WILDWUCHS VIRTUELLER MASCHINEN EINDÄMMEN Die relative Einfachheit, mit der sich virtuelle Maschinen bereitstellen lassen, führe überdies häufig dazu, dass zu viele ungenutzt und »verwildert« im Data Center ihr Dasein fristen. Dieser Wildwuchs störe aber die effiziente Nutzung der vorhandenen Ressourcen.

Hier gelte es, mit der nötigen und auch bisher gewohnten Sorgfalt vorzugehen, um den Überblick zu behalten. Virtuelle Maschinen sollten analog zu ihren physikalischen Clients dokumentiert werden. Werde eine virtuelle Maschine nur temporär genutzt, dann sollte dieser Zeitraum genau vermerkt werden, damit nach Ablauf dieses Zeitraums die virtuelle Maschine wiederverwendet werden könne. Ungenutzte virtuelle Maschinen sollten die IT-Umgebung nicht bevölkern – dies erhöhe lediglich den Verwaltungsaufwand und sorge für potenzielle Engpässe.
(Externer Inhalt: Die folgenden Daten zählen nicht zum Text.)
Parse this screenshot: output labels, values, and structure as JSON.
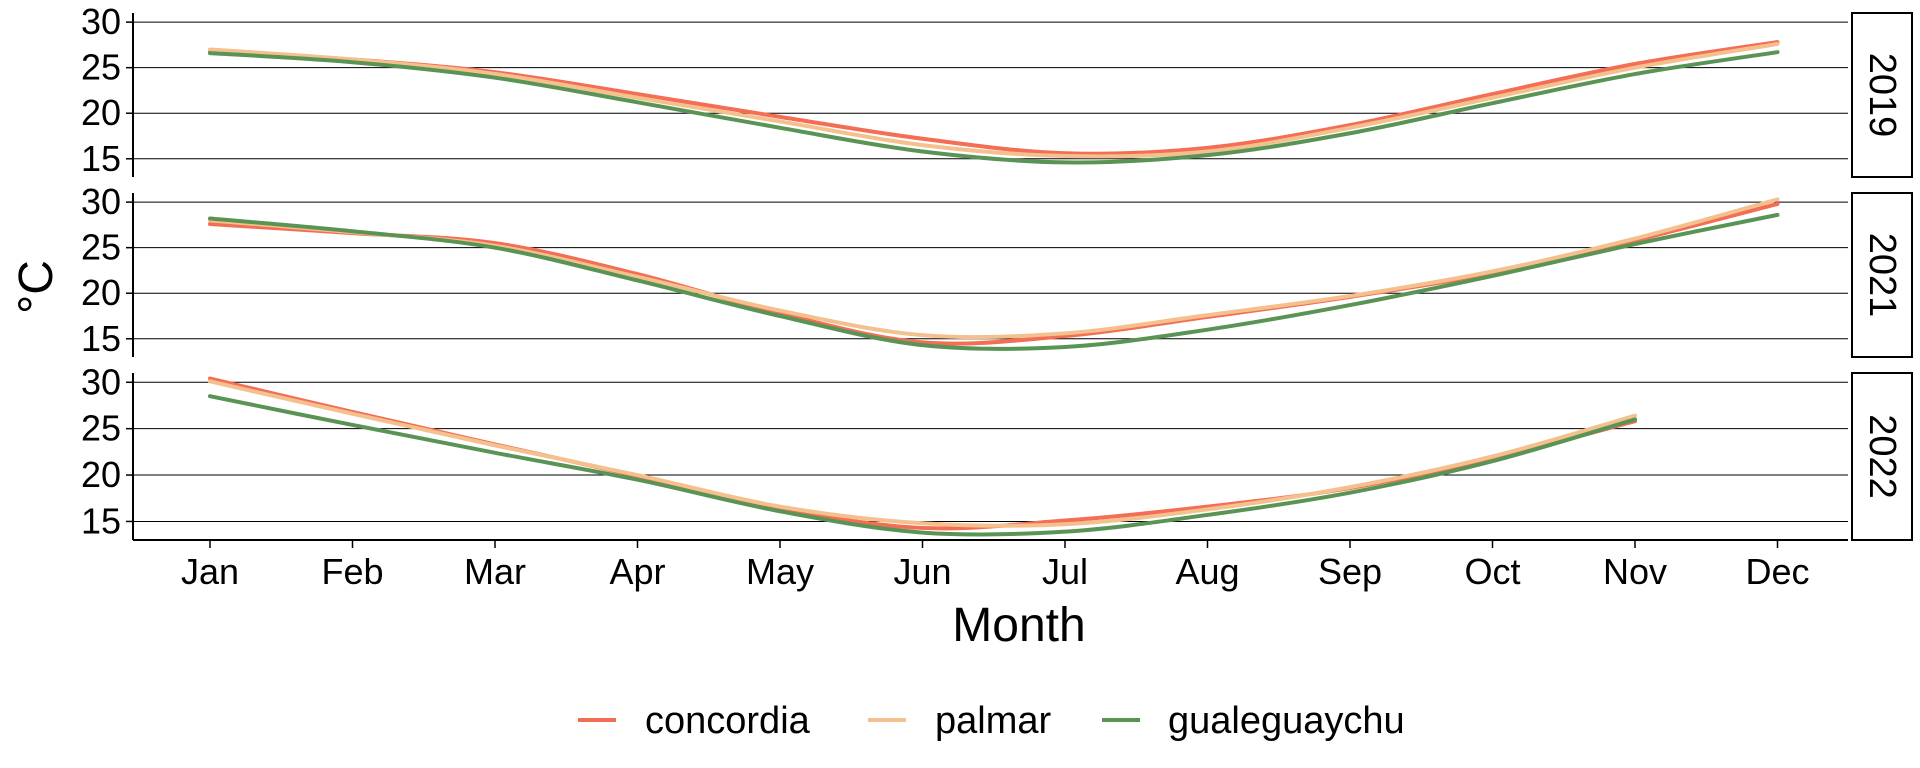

UNKLARE FEATURE- UND LIZENZEN-VORGABEN Viele Unternehmen, die Virtualisierung einführen möchten, seien nicht ausreichend über die Vielzahl an Features informiert, die Virtualisierungsplattformen mit sich bringen würden. Beispiele seien etwa Maßnahmen zur Ausfallsicherheit oder Funktionen wie automatisches Verschieben von virtuellen Maschinen abhängig von der jeweiligen Ressourcen-Auslastung.